FROM AUTOMOTIVE NEWS: Market Slide Continues in June; Ford Gain Signals Rebound Underway
A 25% decrease in U.S. auto sales has been recorded for Q2, with a forecasted annual rate of sales to fall between 13 and 13.8 million – a slight improvement from May’s results. Ford outperformed the market this quarter, closing June with a 51 day supply, while GM outsold Toyota and reclaimed its top spot.
FROM WARDS AUTO: Dealers Unlikely to Feel Recession
Auto dealers might not feel the consequences of an economic recession until 12 to 18 months in, according to analysts. New-vehicle sales may still decline due to the rise in cost of necessities, but the market remains more resilient than in previous years.
FROM KELLEY BLUE BOOK: Is the End of the Chip Shortage in Sight?
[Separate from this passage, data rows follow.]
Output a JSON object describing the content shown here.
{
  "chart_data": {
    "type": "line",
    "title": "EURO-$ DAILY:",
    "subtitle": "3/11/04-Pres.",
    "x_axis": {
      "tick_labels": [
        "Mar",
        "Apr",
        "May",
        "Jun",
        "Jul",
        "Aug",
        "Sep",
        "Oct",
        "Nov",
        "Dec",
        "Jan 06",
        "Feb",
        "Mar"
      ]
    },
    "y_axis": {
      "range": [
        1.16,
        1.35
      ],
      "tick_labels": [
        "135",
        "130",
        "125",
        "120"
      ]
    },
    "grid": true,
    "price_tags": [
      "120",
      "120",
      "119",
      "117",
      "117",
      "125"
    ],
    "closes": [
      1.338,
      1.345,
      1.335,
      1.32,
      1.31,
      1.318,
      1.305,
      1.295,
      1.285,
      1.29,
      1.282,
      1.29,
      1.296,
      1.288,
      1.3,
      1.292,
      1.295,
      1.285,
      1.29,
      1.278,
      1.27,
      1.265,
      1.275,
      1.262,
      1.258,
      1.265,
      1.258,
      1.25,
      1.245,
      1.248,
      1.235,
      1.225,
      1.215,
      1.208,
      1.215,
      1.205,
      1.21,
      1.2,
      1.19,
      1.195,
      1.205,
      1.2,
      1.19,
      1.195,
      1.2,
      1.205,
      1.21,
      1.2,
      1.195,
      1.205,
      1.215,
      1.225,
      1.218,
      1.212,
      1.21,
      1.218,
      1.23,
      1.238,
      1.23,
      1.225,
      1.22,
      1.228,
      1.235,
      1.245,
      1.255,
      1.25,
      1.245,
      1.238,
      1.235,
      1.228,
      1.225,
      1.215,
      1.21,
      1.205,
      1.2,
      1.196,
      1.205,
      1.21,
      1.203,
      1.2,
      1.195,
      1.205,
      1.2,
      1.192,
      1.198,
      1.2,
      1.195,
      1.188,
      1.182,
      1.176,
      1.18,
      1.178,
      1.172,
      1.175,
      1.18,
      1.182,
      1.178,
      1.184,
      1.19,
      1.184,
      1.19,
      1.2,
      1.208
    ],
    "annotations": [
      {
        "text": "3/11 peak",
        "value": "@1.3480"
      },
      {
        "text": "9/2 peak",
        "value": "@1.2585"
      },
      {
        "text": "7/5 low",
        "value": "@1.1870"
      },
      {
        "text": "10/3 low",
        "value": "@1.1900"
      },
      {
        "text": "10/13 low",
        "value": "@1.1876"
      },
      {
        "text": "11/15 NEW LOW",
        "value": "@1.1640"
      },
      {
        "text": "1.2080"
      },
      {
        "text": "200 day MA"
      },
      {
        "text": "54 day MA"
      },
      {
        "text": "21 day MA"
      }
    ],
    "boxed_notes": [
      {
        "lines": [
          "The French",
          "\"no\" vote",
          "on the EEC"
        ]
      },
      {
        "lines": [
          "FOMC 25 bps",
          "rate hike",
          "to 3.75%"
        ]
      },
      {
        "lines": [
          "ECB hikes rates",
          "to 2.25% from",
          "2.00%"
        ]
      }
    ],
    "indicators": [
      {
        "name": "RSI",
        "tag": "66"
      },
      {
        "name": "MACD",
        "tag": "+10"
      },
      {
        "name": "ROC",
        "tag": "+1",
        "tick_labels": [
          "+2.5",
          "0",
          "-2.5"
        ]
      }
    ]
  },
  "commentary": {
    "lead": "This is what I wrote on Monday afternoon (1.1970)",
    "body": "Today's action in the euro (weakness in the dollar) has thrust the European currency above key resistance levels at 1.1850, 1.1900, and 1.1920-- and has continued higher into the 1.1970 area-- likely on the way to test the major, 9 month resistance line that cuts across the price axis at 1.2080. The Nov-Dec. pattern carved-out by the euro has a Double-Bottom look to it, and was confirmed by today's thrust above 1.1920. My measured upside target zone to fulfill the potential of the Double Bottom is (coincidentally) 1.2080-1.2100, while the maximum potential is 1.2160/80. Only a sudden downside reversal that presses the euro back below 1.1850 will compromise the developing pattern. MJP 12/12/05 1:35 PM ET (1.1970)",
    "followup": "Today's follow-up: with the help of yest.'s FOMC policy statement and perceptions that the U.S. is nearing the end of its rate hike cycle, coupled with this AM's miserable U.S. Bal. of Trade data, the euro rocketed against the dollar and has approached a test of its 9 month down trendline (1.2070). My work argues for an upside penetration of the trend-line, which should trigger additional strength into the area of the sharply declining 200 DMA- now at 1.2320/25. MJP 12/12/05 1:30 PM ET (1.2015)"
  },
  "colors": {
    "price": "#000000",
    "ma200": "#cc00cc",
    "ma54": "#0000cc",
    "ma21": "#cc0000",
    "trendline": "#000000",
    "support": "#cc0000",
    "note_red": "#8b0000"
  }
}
Chip manufacturing has started to catch up as a result of the global decline in consumer spending, but this does not imply vehicle costs are about to fall. To avoid heavy markdowns and oversupply, many automakers plan to maintain low inventories.
FROM CBT NEWS: Used Car Stocking Strategies That Will Align Your Active Leads With Inventory Management
In the current economic slowdown, consumers are likely to be segment-loyal rather than brand-loyal, therefore, dealers should stock products in accordance with market segments and price points to meet demand. Jasen Rice explains how car ratios are directly related to dealer profitability.